Avec Le Je & le Nous, c’est dans un contexte de fracture politique et sociale en France que François Huguenin publie une réflexion approfondie sur la notion de "bien commun". Une réflexion essentielle pour aider le lecteur à comprendre les blocages actuels de notre démocratie et saisir les contours de nouvelles voies possibles vers un compromis politique. Comment ? Il nous invite à un voyage fascinant de 2500 ans auprès de ces philosophes qui ont toujours été en prise avec leur époque et qui aboutit à cette interrogation : la pensée politique moderne peut-elle continuer vers un progressisme liberticide ou bien peut-on viser la garantie des droits et libertés des personnes en réinjectant le souci du bien commun ?

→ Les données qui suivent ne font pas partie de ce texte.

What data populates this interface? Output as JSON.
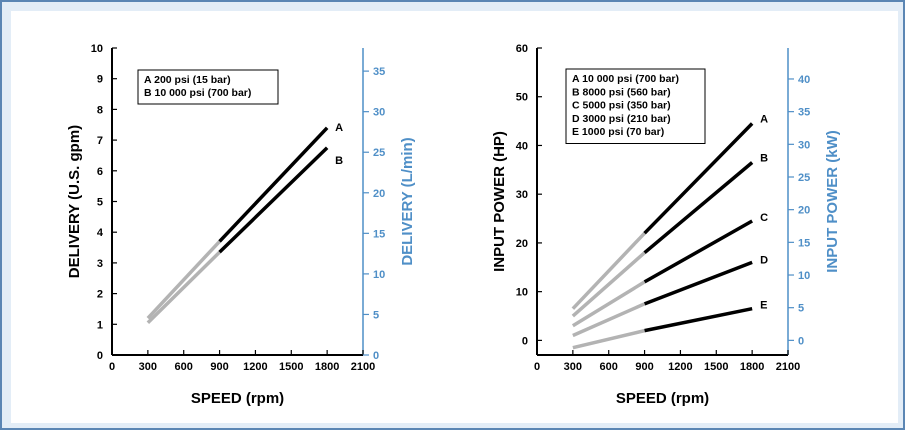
{
  "chart_data": [
    {
      "type": "line",
      "xlabel": "SPEED (rpm)",
      "ylabel": "DELIVERY (U.S. gpm)",
      "y2label": "DELIVERY (L/min)",
      "xlim": [
        0,
        2100
      ],
      "ylim": [
        0,
        10
      ],
      "y2lim": [
        0,
        37.85
      ],
      "x_ticks": [
        0,
        300,
        600,
        900,
        1200,
        1500,
        1800,
        2100
      ],
      "y_ticks": [
        0,
        1,
        2,
        3,
        4,
        5,
        6,
        7,
        8,
        9,
        10
      ],
      "y2_ticks": [
        0,
        5,
        10,
        15,
        20,
        25,
        30,
        35
      ],
      "legend": [
        "A   200 psi   (15 bar)",
        "B   10 000 psi   (700 bar)"
      ],
      "legend_position": "top-left",
      "series": [
        {
          "name": "A",
          "x": [
            300,
            900,
            1800
          ],
          "y": [
            1.2,
            3.7,
            7.4
          ]
        },
        {
          "name": "B",
          "x": [
            300,
            900,
            1800
          ],
          "y": [
            1.05,
            3.35,
            6.75
          ]
        }
      ],
      "colors": {
        "low_speed_segment": "#b3b3b3",
        "main_segment": "#000000",
        "secondary_axis": "#4f8fc7"
      }
    },
    {
      "type": "line",
      "xlabel": "SPEED (rpm)",
      "ylabel": "INPUT POWER (HP)",
      "y2label": "INPUT POWER (kW)",
      "xlim": [
        0,
        2100
      ],
      "ylim": [
        -3,
        60
      ],
      "y2lim": [
        -2.24,
        44.74
      ],
      "x_ticks": [
        0,
        300,
        600,
        900,
        1200,
        1500,
        1800,
        2100
      ],
      "y_ticks": [
        0,
        10,
        20,
        30,
        40,
        50,
        60
      ],
      "y2_ticks": [
        0,
        5,
        10,
        15,
        20,
        25,
        30,
        35,
        40
      ],
      "legend": [
        "A   10 000 psi   (700 bar)",
        "B   8000 psi   (560 bar)",
        "C   5000 psi   (350 bar)",
        "D   3000 psi   (210 bar)",
        "E   1000 psi   (70 bar)"
      ],
      "legend_position": "top-left",
      "series": [
        {
          "name": "A",
          "x": [
            300,
            900,
            1800
          ],
          "y": [
            6.5,
            22,
            44.5
          ]
        },
        {
          "name": "B",
          "x": [
            300,
            900,
            1800
          ],
          "y": [
            5,
            18,
            36.5
          ]
        },
        {
          "name": "C",
          "x": [
            300,
            900,
            1800
          ],
          "y": [
            3,
            12,
            24.5
          ]
        },
        {
          "name": "D",
          "x": [
            300,
            900,
            1800
          ],
          "y": [
            1,
            7.5,
            16
          ]
        },
        {
          "name": "E",
          "x": [
            300,
            900,
            1800
          ],
          "y": [
            -1.5,
            2,
            6.5
          ]
        }
      ],
      "colors": {
        "low_speed_segment": "#b3b3b3",
        "main_segment": "#000000",
        "secondary_axis": "#4f8fc7"
      }
    }
  ]
}
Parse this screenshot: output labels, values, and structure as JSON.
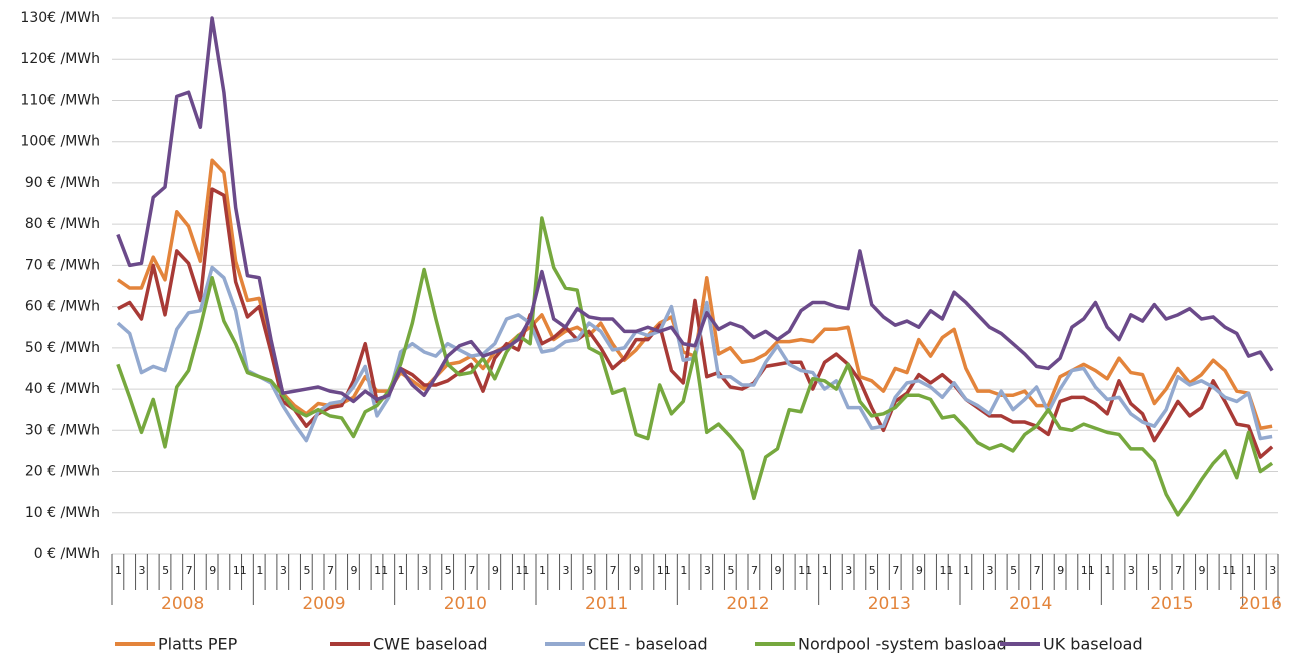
{
  "chart_data": {
    "type": "line",
    "categories": [
      "1",
      null,
      "3",
      null,
      "5",
      null,
      "7",
      null,
      "9",
      null,
      "11",
      null,
      "1",
      null,
      "3",
      null,
      "5",
      null,
      "7",
      null,
      "9",
      null,
      "11",
      null,
      "1",
      null,
      "3",
      null,
      "5",
      null,
      "7",
      null,
      "9",
      null,
      "11",
      null,
      "1",
      null,
      "3",
      null,
      "5",
      null,
      "7",
      null,
      "9",
      null,
      "11",
      null,
      "1",
      null,
      "3",
      null,
      "5",
      null,
      "7",
      null,
      "9",
      null,
      "11",
      null,
      "1",
      null,
      "3",
      null,
      "5",
      null,
      "7",
      null,
      "9",
      null,
      "11",
      null,
      "1",
      null,
      "3",
      null,
      "5",
      null,
      "7",
      null,
      "9",
      null,
      "11",
      null,
      "1",
      null,
      "3",
      null,
      "5",
      null,
      "7",
      null,
      "9",
      null,
      "11",
      null,
      "1",
      null,
      "3"
    ],
    "years": [
      "2008",
      "2009",
      "2010",
      "2011",
      "2012",
      "2013",
      "2014",
      "2015",
      "2016"
    ],
    "ylim": [
      0,
      130
    ],
    "yticks": [
      {
        "value": 0,
        "label": "0 € /MWh"
      },
      {
        "value": 10,
        "label": "10 € /MWh"
      },
      {
        "value": 20,
        "label": "20 € /MWh"
      },
      {
        "value": 30,
        "label": "30 € /MWh"
      },
      {
        "value": 40,
        "label": "40 € /MWh"
      },
      {
        "value": 50,
        "label": "50 € /MWh"
      },
      {
        "value": 60,
        "label": "60 € /MWh"
      },
      {
        "value": 70,
        "label": "70 € /MWh"
      },
      {
        "value": 80,
        "label": "80 € /MWh"
      },
      {
        "value": 90,
        "label": "90 € /MWh"
      },
      {
        "value": 100,
        "label": "100€ /MWh"
      },
      {
        "value": 110,
        "label": "110€ /MWh"
      },
      {
        "value": 120,
        "label": "120€ /MWh"
      },
      {
        "value": 130,
        "label": "130€ /MWh"
      }
    ],
    "grid": true,
    "legend": "bottom",
    "series": [
      {
        "name": "Platts PEP",
        "color": "#e3843b",
        "values": [
          66.5,
          64.5,
          64.5,
          72,
          66.5,
          83,
          79.5,
          71,
          95.5,
          92.5,
          71,
          61.5,
          62,
          51,
          39,
          36,
          34,
          36.5,
          36,
          36.5,
          38,
          43,
          39.5,
          39.5,
          44,
          42,
          40,
          43,
          46,
          46.5,
          48,
          45,
          49,
          50.5,
          53,
          55,
          58,
          52,
          54,
          55,
          53,
          56,
          51,
          47,
          49.5,
          53,
          56,
          57.5,
          49,
          48,
          67,
          48.5,
          50,
          46.5,
          47,
          48.5,
          51.5,
          51.5,
          52,
          51.5,
          54.5,
          54.5,
          55,
          43,
          42,
          39.5,
          45,
          44,
          52,
          48,
          52.5,
          54.5,
          45,
          39.5,
          39.5,
          38.5,
          38.5,
          39.5,
          36,
          36,
          43,
          44.5,
          46,
          44.5,
          42.5,
          47.5,
          44,
          43.5,
          36.5,
          40,
          45,
          41.5,
          43.5,
          47,
          44.5,
          39.5,
          39,
          30.5,
          31
        ]
      },
      {
        "name": "CWE baseload",
        "color": "#a83a36",
        "values": [
          59.5,
          61,
          57,
          70,
          58,
          73.5,
          70.5,
          61.5,
          88.5,
          87,
          66,
          57.5,
          60,
          49,
          37,
          35,
          31,
          34,
          35.5,
          36,
          42,
          51,
          37,
          38.5,
          45,
          43.5,
          41,
          41,
          42,
          44,
          46,
          39.5,
          47.5,
          51,
          49.5,
          58,
          51,
          52.5,
          55,
          52,
          54,
          50,
          45,
          47.5,
          52,
          52,
          55.5,
          44.5,
          41.5,
          61.5,
          43,
          44,
          40.5,
          40,
          41.5,
          45.5,
          46,
          46.5,
          46.5,
          40,
          46.5,
          48.5,
          46,
          42,
          35.5,
          30,
          37,
          39,
          43.5,
          41.5,
          43.5,
          41,
          37.5,
          35.5,
          33.5,
          33.5,
          32,
          32,
          31,
          29,
          37,
          38,
          38,
          36.5,
          34,
          42,
          36.5,
          34,
          27.5,
          32,
          37,
          33.5,
          35.5,
          42,
          37,
          31.5,
          31,
          23.5,
          26
        ]
      },
      {
        "name": "CEE - baseload",
        "color": "#93a9cf",
        "values": [
          56,
          53.5,
          44,
          45.5,
          44.5,
          54.5,
          58.5,
          59,
          69.5,
          67,
          59,
          44.5,
          43,
          41.5,
          36,
          31.5,
          27.5,
          34.5,
          36.5,
          37,
          40.5,
          45.5,
          33.5,
          38,
          49,
          51,
          49,
          48,
          51,
          49.5,
          48,
          48.5,
          51,
          57,
          58,
          56,
          49,
          49.5,
          51.5,
          52,
          56,
          54,
          49.5,
          50,
          54,
          53,
          54,
          60,
          47,
          47.5,
          61,
          43,
          43,
          41,
          41,
          46.5,
          50.5,
          46,
          44.5,
          44,
          40,
          42,
          35.5,
          35.5,
          30.5,
          31,
          38,
          41.5,
          42,
          40.5,
          38,
          41.5,
          37.5,
          36,
          34,
          39.5,
          35,
          37.5,
          40.5,
          34.5,
          40,
          44.5,
          45,
          40.5,
          37.5,
          38,
          34,
          32,
          31,
          35,
          43,
          41,
          42,
          40.5,
          38,
          37,
          39,
          28,
          28.5
        ]
      },
      {
        "name": "Nordpool -system basload",
        "color": "#76a83e",
        "values": [
          46,
          38,
          29.5,
          37.5,
          26,
          40.5,
          44.5,
          55,
          67,
          56.5,
          51,
          44,
          43,
          42,
          38.5,
          35,
          33.5,
          35,
          33.5,
          33,
          28.5,
          34.5,
          36,
          39.5,
          46,
          56,
          69,
          57,
          46,
          43.5,
          44,
          47.5,
          42.5,
          49,
          53,
          51,
          81.5,
          69.5,
          64.5,
          64,
          50,
          48.5,
          39,
          40,
          29,
          28,
          41,
          34,
          37,
          49,
          29.5,
          31.5,
          28.5,
          25,
          13.5,
          23.5,
          25.5,
          35,
          34.5,
          42.5,
          42,
          40,
          46,
          37,
          33.5,
          34,
          35.5,
          38.5,
          38.5,
          37.5,
          33,
          33.5,
          30.5,
          27,
          25.5,
          26.5,
          25,
          29,
          31,
          35,
          30.5,
          30,
          31.5,
          30.5,
          29.5,
          29,
          25.5,
          25.5,
          22.5,
          14.5,
          9.5,
          13.5,
          18,
          22,
          25,
          18.5,
          29.5,
          20,
          22
        ]
      },
      {
        "name": "UK baseload",
        "color": "#6b4a8a",
        "values": [
          77.5,
          70,
          70.5,
          86.5,
          89,
          111,
          112,
          103.5,
          130,
          112,
          84,
          67.5,
          67,
          52,
          39,
          39.5,
          40,
          40.5,
          39.5,
          39,
          37,
          39.5,
          37.5,
          38.5,
          45,
          41,
          38.5,
          43,
          48,
          50.5,
          51.5,
          48,
          49,
          50,
          52,
          57,
          68.5,
          57,
          55,
          59.5,
          57.5,
          57,
          57,
          54,
          54,
          55,
          54,
          55,
          51,
          50.5,
          58.5,
          54.5,
          56,
          55,
          52.5,
          54,
          52,
          54,
          59,
          61,
          61,
          60,
          59.5,
          73.5,
          60.5,
          57.5,
          55.5,
          56.5,
          55,
          59,
          57,
          63.5,
          61,
          58,
          55,
          53.5,
          51,
          48.5,
          45.5,
          45,
          47.5,
          55,
          57,
          61,
          55,
          52,
          58,
          56.5,
          60.5,
          57,
          58,
          59.5,
          57,
          57.5,
          55,
          53.5,
          48,
          49,
          44.5
        ]
      }
    ]
  }
}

Avec cet essai, c’est donc bien le diagnostic de la crise du lien social qui est posé par Huguenin. Déjà, son titre affirme d’emblée la question centrale, celle de cette tension incessante, cette itération continue, entre liberté personnelle à laquelle nous sommes attachés et notre nécessaire appartenance communautaire. Il ne peut y avoir de société durable et viable sans un sentiment d’appartenance fort. Le jeu (le Je) se fait entre un individualisme exacerbé qui met l’accent sur l’épanouissement personnel, la recherche d’un bonheur immédiat et la responsabilité individuelle dans l’interaction avec les structures communautaires garantes de notre démocratie et de notre culture civilisationnelle (le Nous). Ces dernières étant de plus en plus mises à l’épreuve. Avec clairvoyance, Huguenin décrit la décomposition du « nous » dans les sociétés modernes où l’individu contemporain, héritier du libéralisme et du matérialisme, se retrouve isolé, enfermé dans une logique marchande. En un mot, il nous dit que la politique et la culture ne parviennent plus à donner sens à l’être-ensemble.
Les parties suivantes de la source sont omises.